The possible negative impacts of using the CDN are really limited to the source of the traffic, and the rate of traffic. The source of the traffic will all have a raw IP of the CloudFlare servers (clients connect to them, and they to your server). There is an additional header that passes along the original IP, so it can be captured and logged as necessary. The rate of traffic also changes. Since images and other files are cached, there's a lot fewer of them requested; this is part of the desired service, but it can cause an odd looking skew in traffic reports.
Also, depending on how your site operates, there can be changes required to data passed to a web page as JavaScript, such as cross-site JSONP. The JSONP will be seen as JavaScript and get cached by the CDN. The default is to cache for four hours, so if that JSONP is dynamic but not in a way determined by the path or query string, the results might be undesired.
To mitigate this, CloudFlare does offer an ability to add rules to URLs (and patterns of URLs) to reduce or even eliminate the caching. This can also be useed to add caching for HTML pages.
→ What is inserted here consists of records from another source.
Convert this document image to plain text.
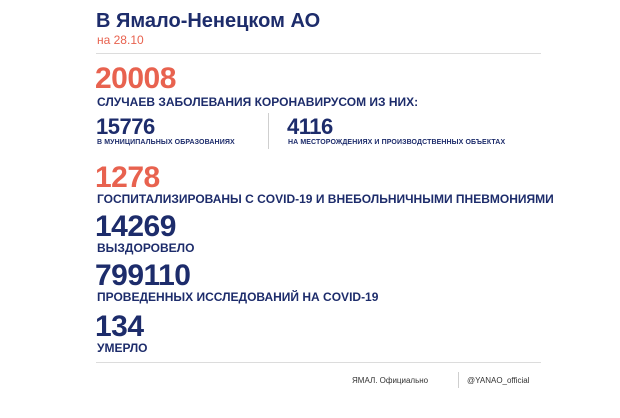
В Ямало-Ненецком АО
на 28.10
20008
СЛУЧАЕВ ЗАБОЛЕВАНИЯ КОРОНАВИРУСОМ ИЗ НИХ:
15776
В МУНИЦИПАЛЬНЫХ ОБРАЗОВАНИЯХ
4116
НА МЕСТОРОЖДЕНИЯХ И ПРОИЗВОДСТВЕННЫХ ОБЪЕКТАХ
1278
ГОСПИТАЛИЗИРОВАНЫ С COVID-19 И ВНЕБОЛЬНИЧНЫМИ ПНЕВМОНИЯМИ
14269
ВЫЗДОРОВЕЛО
799110
ПРОВЕДЕННЫХ ИССЛЕДОВАНИЙ НА COVID-19
134
УМЕРЛО
ЯМАЛ. Официально	@YANAO_official
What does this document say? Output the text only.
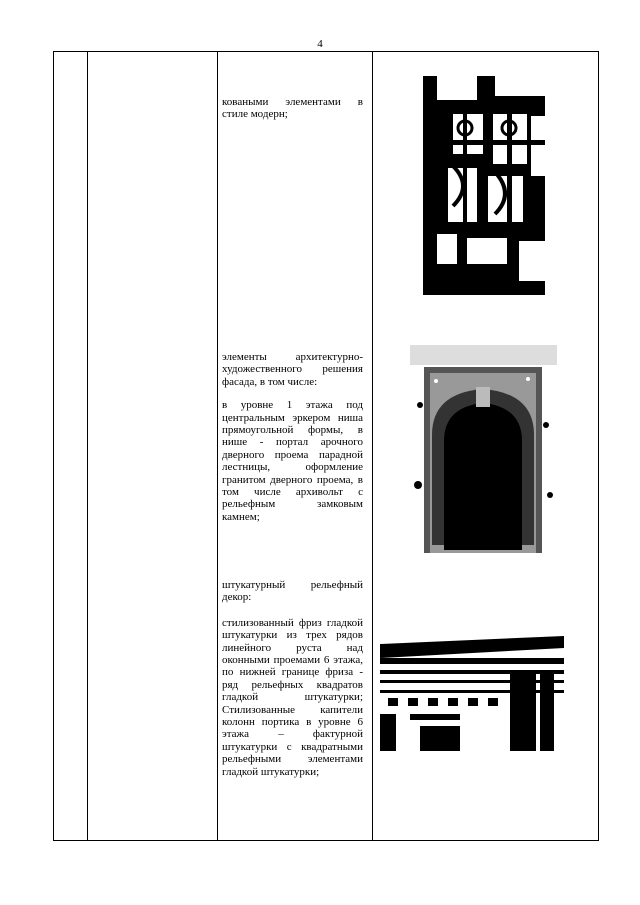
4

коваными элементами в стиле модерн;

элементы архитектурно-художественного решения фасада, в том числе:

в уровне 1 этажа под центральным эркером ниша прямоугольной формы, в нише - портал арочного дверного проема парадной лестницы, оформление гранитом дверного проема, в том числе архивольт с рельефным замковым камнем;

штукатурный рельефный декор:

стилизованный фриз гладкой штукатурки из трех рядов линейного руста над оконными проемами 6 этажа, по нижней границе фриза - ряд рельефных квадратов гладкой штукатурки; Стилизованные капители колонн портика в уровне 6 этажа – фактурной штукатурки с квадратными рельефными элементами гладкой штукатурки;
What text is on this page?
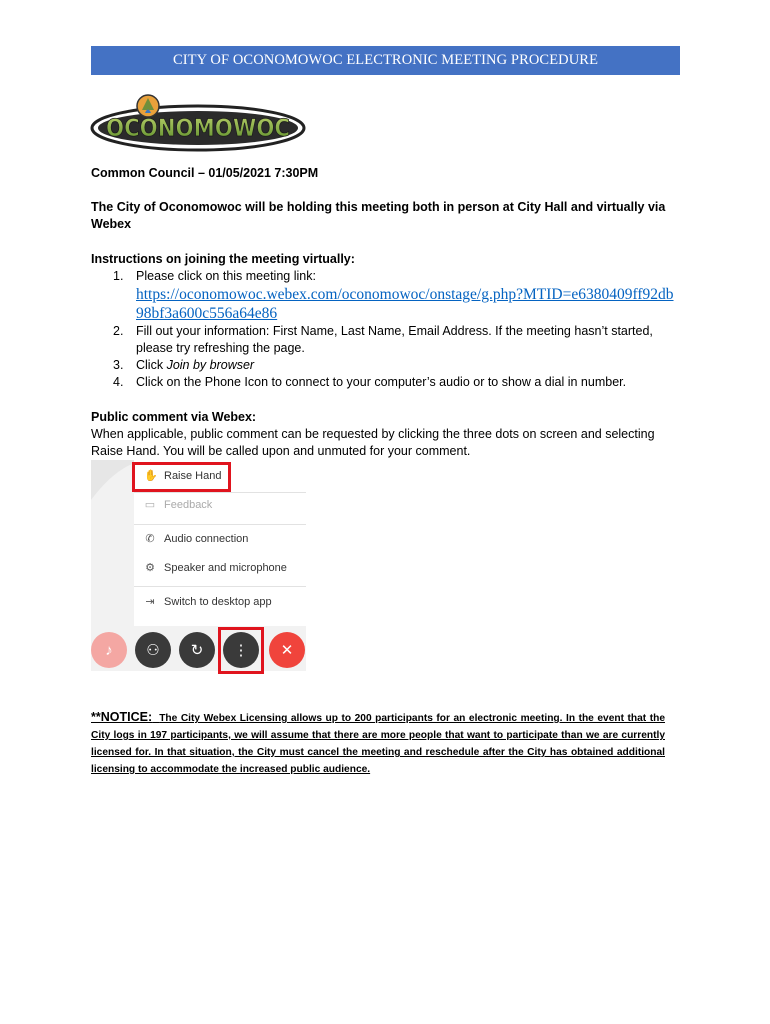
CITY OF OCONOMOWOC ELECTRONIC MEETING PROCEDURE
OCONOMOWOC
Common Council – 01/05/2021 7:30PM
The City of Oconomowoc will be holding this meeting both in person at City Hall and virtually via Webex
Instructions on joining the meeting virtually:
1. Please click on this meeting link:
https://oconomowoc.webex.com/oconomowoc/onstage/g.php?MTID=e6380409ff92db98bf3a600c556a64e86
2. Fill out your information: First Name, Last Name, Email Address. If the meeting hasn’t started, please try refreshing the page.
3. Click Join by browser
4. Click on the Phone Icon to connect to your computer’s audio or to show a dial in number.
Public comment via Webex:
When applicable, public comment can be requested by clicking the three dots on screen and selecting Raise Hand. You will be called upon and unmuted for your comment.
✋ Raise Hand
▭ Feedback
✆ Audio connection
⚙ Speaker and microphone
⇥ Switch to desktop app
♪ ⚇ ↻ ⋮ ✕
**NOTICE: The City Webex Licensing allows up to 200 participants for an electronic meeting. In the event that the City logs in 197 participants, we will assume that there are more people that want to participate than we are currently licensed for. In that situation, the City must cancel the meeting and reschedule after the City has obtained additional licensing to accommodate the increased public audience.
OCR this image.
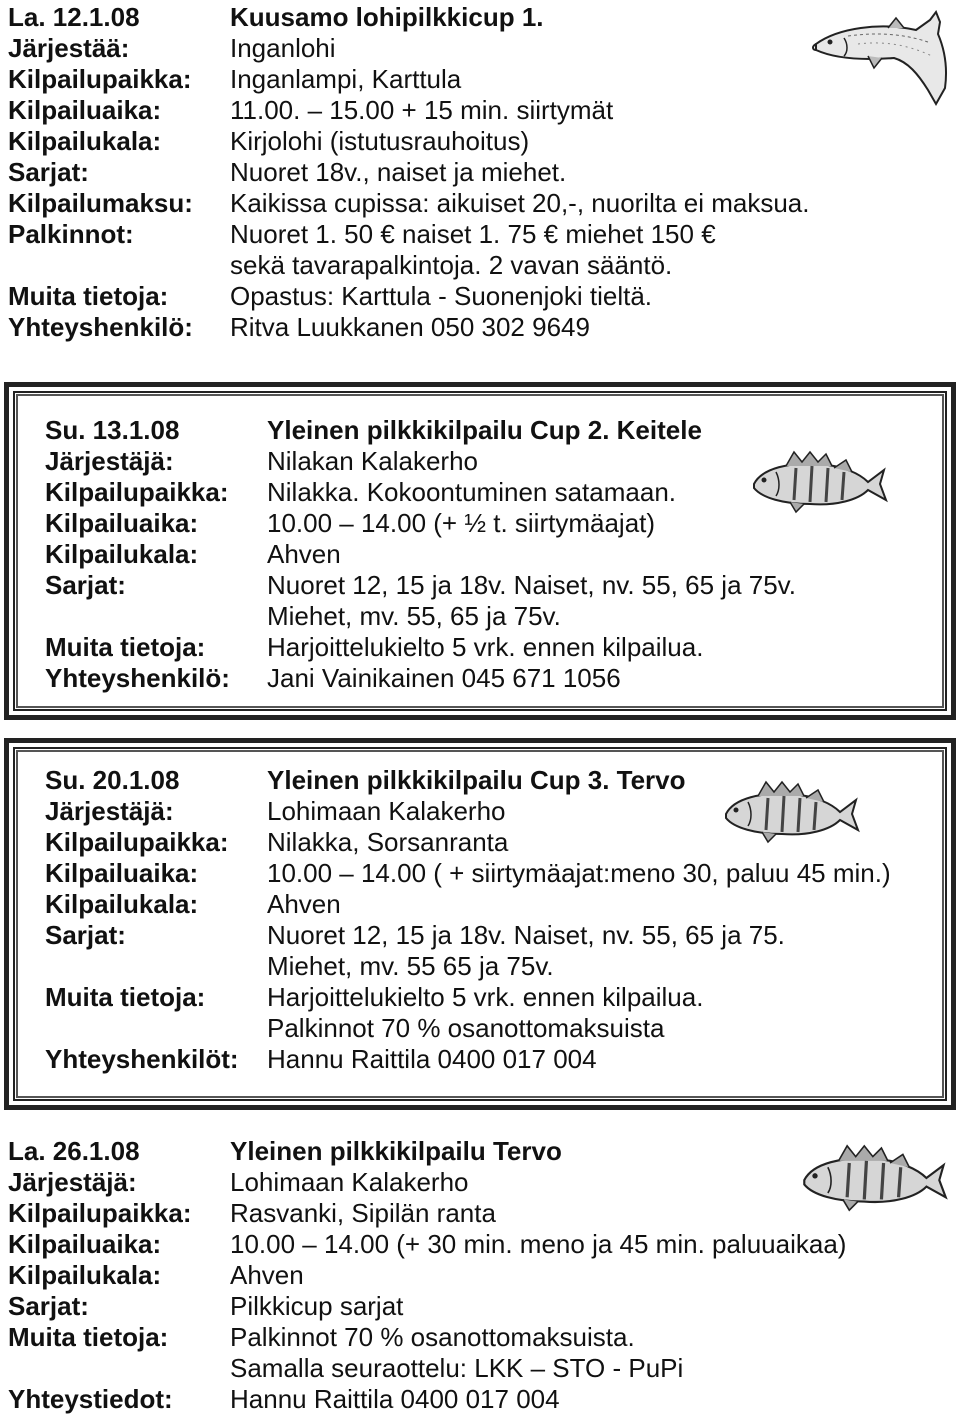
La. 12.1.08	Kuusamo lohipilkkicup 1.
Järjestää:	Inganlohi
Kilpailupaikka:	Inganlampi, Karttula
Kilpailuaika:	11.00. – 15.00 + 15 min. siirtymät
Kilpailukala:	Kirjolohi (istutusrauhoitus)
Sarjat:	Nuoret 18v., naiset ja miehet.
Kilpailumaksu:	Kaikissa cupissa: aikuiset 20,-, nuorilta ei maksua.
Palkinnot:	Nuoret 1. 50 € naiset 1. 75 € miehet 150 €
sekä tavarapalkintoja. 2 vavan sääntö.
Muita tietoja:	Opastus: Karttula - Suonenjoki tieltä.
Yhteyshenkilö:	Ritva Luukkanen 050 302 9649
Su. 13.1.08	Yleinen pilkkikilpailu Cup 2. Keitele
Järjestäjä:	Nilakan Kalakerho
Kilpailupaikka:	Nilakka. Kokoontuminen satamaan.
Kilpailuaika:	10.00 – 14.00 (+ ½ t. siirtymäajat)
Kilpailukala:	Ahven
Sarjat:	Nuoret 12, 15 ja 18v. Naiset, nv. 55, 65 ja 75v.
Miehet, mv. 55, 65 ja 75v.
Muita tietoja:	Harjoittelukielto 5 vrk. ennen kilpailua.
Yhteyshenkilö:	Jani Vainikainen 045 671 1056
Su. 20.1.08	Yleinen pilkkikilpailu Cup 3. Tervo
Järjestäjä:	Lohimaan Kalakerho
Kilpailupaikka:	Nilakka, Sorsanranta
Kilpailuaika:	10.00 – 14.00 ( + siirtymäajat:meno 30, paluu 45 min.)
Kilpailukala:	Ahven
Sarjat:	Nuoret 12, 15 ja 18v. Naiset, nv. 55, 65 ja 75.
Miehet, mv. 55 65 ja 75v.
Muita tietoja:	Harjoittelukielto 5 vrk. ennen kilpailua.
Palkinnot 70 % osanottomaksuista
Yhteyshenkilöt:	Hannu Raittila 0400 017 004
La. 26.1.08	Yleinen pilkkikilpailu Tervo
Järjestäjä:	Lohimaan Kalakerho
Kilpailupaikka:	Rasvanki, Sipilän ranta
Kilpailuaika:	10.00 – 14.00 (+ 30 min. meno ja 45 min. paluuaikaa)
Kilpailukala:	Ahven
Sarjat:	Pilkkicup sarjat
Muita tietoja:	Palkinnot 70 % osanottomaksuista.
Samalla seuraottelu: LKK – STO - PuPi
Yhteystiedot:	Hannu Raittila 0400 017 004
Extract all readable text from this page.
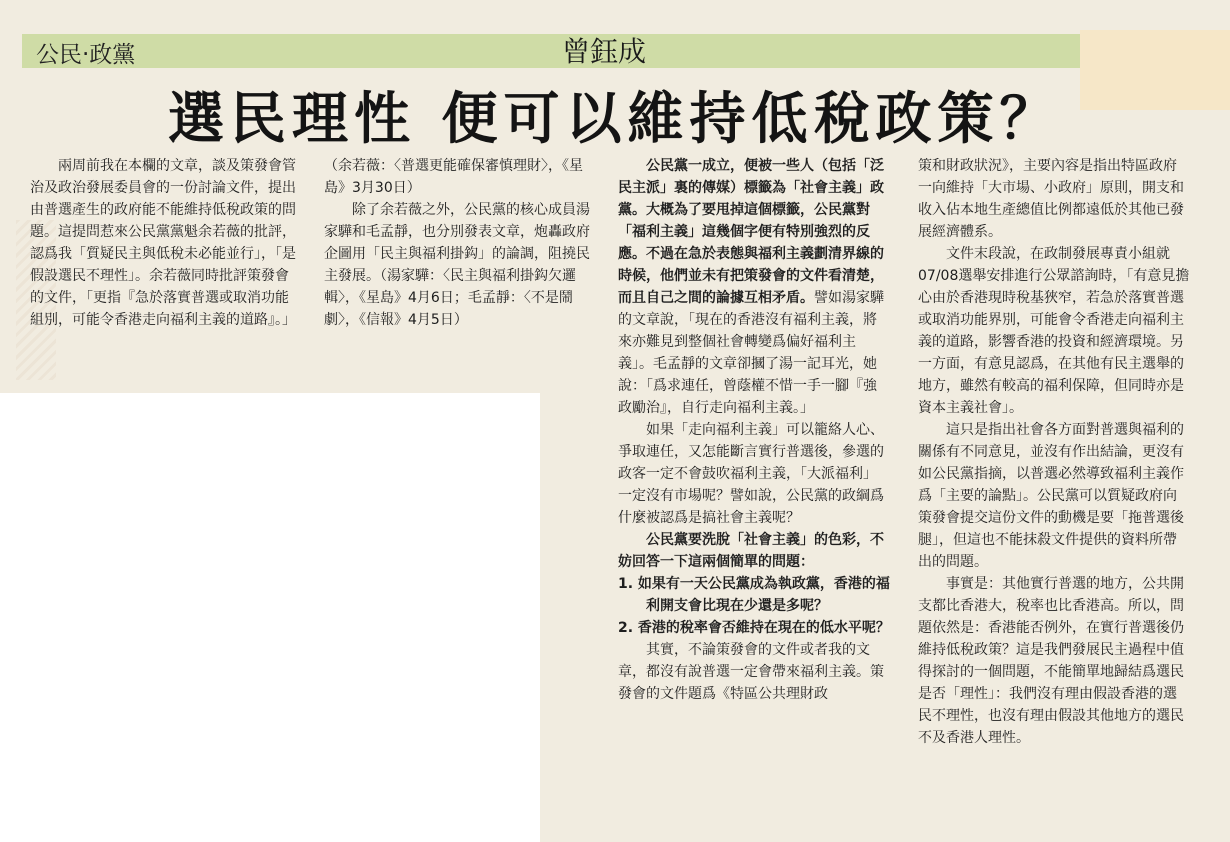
公民‧政黨	曾鈺成
選民理性 便可以維持低稅政策？

兩周前我在本欄的文章，談及策發會管治及政治發展委員會的一份討論文件，提出由普選產生的政府能不能維持低稅政策的問題。這提問惹來公民黨黨魁余若薇的批評，認爲我「質疑民主與低稅未必能並行」，「是假設選民不理性」。余若薇同時批評策發會的文件，「更指『急於落實普選或取消功能組別，可能令香港走向福利主義的道路』。」

（余若薇：〈普選更能確保審慎理財〉，《星島》3月30日）

除了余若薇之外，公民黨的核心成員湯家驊和毛孟靜，也分別發表文章，炮轟政府企圖用「民主與福利掛鈎」的論調，阻撓民主發展。（湯家驊：〈民主與福利掛鈎欠邏輯〉，《星島》4月6日；毛孟靜：〈不是鬧劇〉，《信報》4月5日）

公民黨一成立，便被一些人（包括「泛民主派」裏的傳媒）標籤為「社會主義」政黨。大概為了要甩掉這個標籤，公民黨對「福利主義」這幾個字便有特別強烈的反應。不過在急於表態與福利主義劃清界線的時候，他們並未有把策發會的文件看清楚，而且自己之間的論據互相矛盾。譬如湯家驊的文章說，「現在的香港沒有福利主義，將來亦難見到整個社會轉變爲偏好福利主義」。毛孟靜的文章卻摑了湯一記耳光，她說：「爲求連任，曾蔭權不惜一手一腳『強政勵治』，自行走向福利主義。」

如果「走向福利主義」可以籠絡人心、爭取連任，又怎能斷言實行普選後，參選的政客一定不會鼓吹福利主義，「大派福利」一定沒有市場呢？譬如說，公民黨的政綱爲什麼被認爲是搞社會主義呢？

公民黨要洗脫「社會主義」的色彩，不妨回答一下這兩個簡單的問題：

1. 如果有一天公民黨成為執政黨，香港的福利開支會比現在少還是多呢？
2. 香港的稅率會否維持在現在的低水平呢？

其實，不論策發會的文件或者我的文章，都沒有說普選一定會帶來福利主義。策發會的文件題爲《特區公共理財政

策和財政狀況》，主要內容是指出特區政府一向維持「大市場、小政府」原則，開支和收入佔本地生產總值比例都遠低於其他已發展經濟體系。

文件末段說，在政制發展專責小組就07/08選舉安排進行公眾諮詢時，「有意見擔心由於香港現時稅基狹窄，若急於落實普選或取消功能界別，可能會令香港走向福利主義的道路，影響香港的投資和經濟環境。另一方面，有意見認爲，在其他有民主選舉的地方，雖然有較高的福利保障，但同時亦是資本主義社會」。

這只是指出社會各方面對普選與福利的關係有不同意見，並沒有作出結論，更沒有如公民黨指摘，以普選必然導致福利主義作爲「主要的論點」。公民黨可以質疑政府向策發會提交這份文件的動機是要「拖普選後腿」，但這也不能抹殺文件提供的資料所帶出的問題。

事實是：其他實行普選的地方，公共開支都比香港大，稅率也比香港高。所以，問題依然是：香港能否例外，在實行普選後仍維持低稅政策？這是我們發展民主過程中值得探討的一個問題，不能簡單地歸結爲選民是否「理性」：我們沒有理由假設香港的選民不理性，也沒有理由假設其他地方的選民不及香港人理性。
Normally, pages ending in HTML extensions, or pages without extensions, aren't cached. Rules can be added to encourage caching of those pages, too.
The tiers allow larger traffic and better analytics, as well as a little more fine-grained control over some of the things like the caching rules. Depending on your sites' traffic, though, the free might be enough.
Oh, and especially if you're just looking for SSL certs, make a CloudFlare, configure it with their SSL, and then don't cache anything. Free. Or at least until you need additional rules or more bandwidth.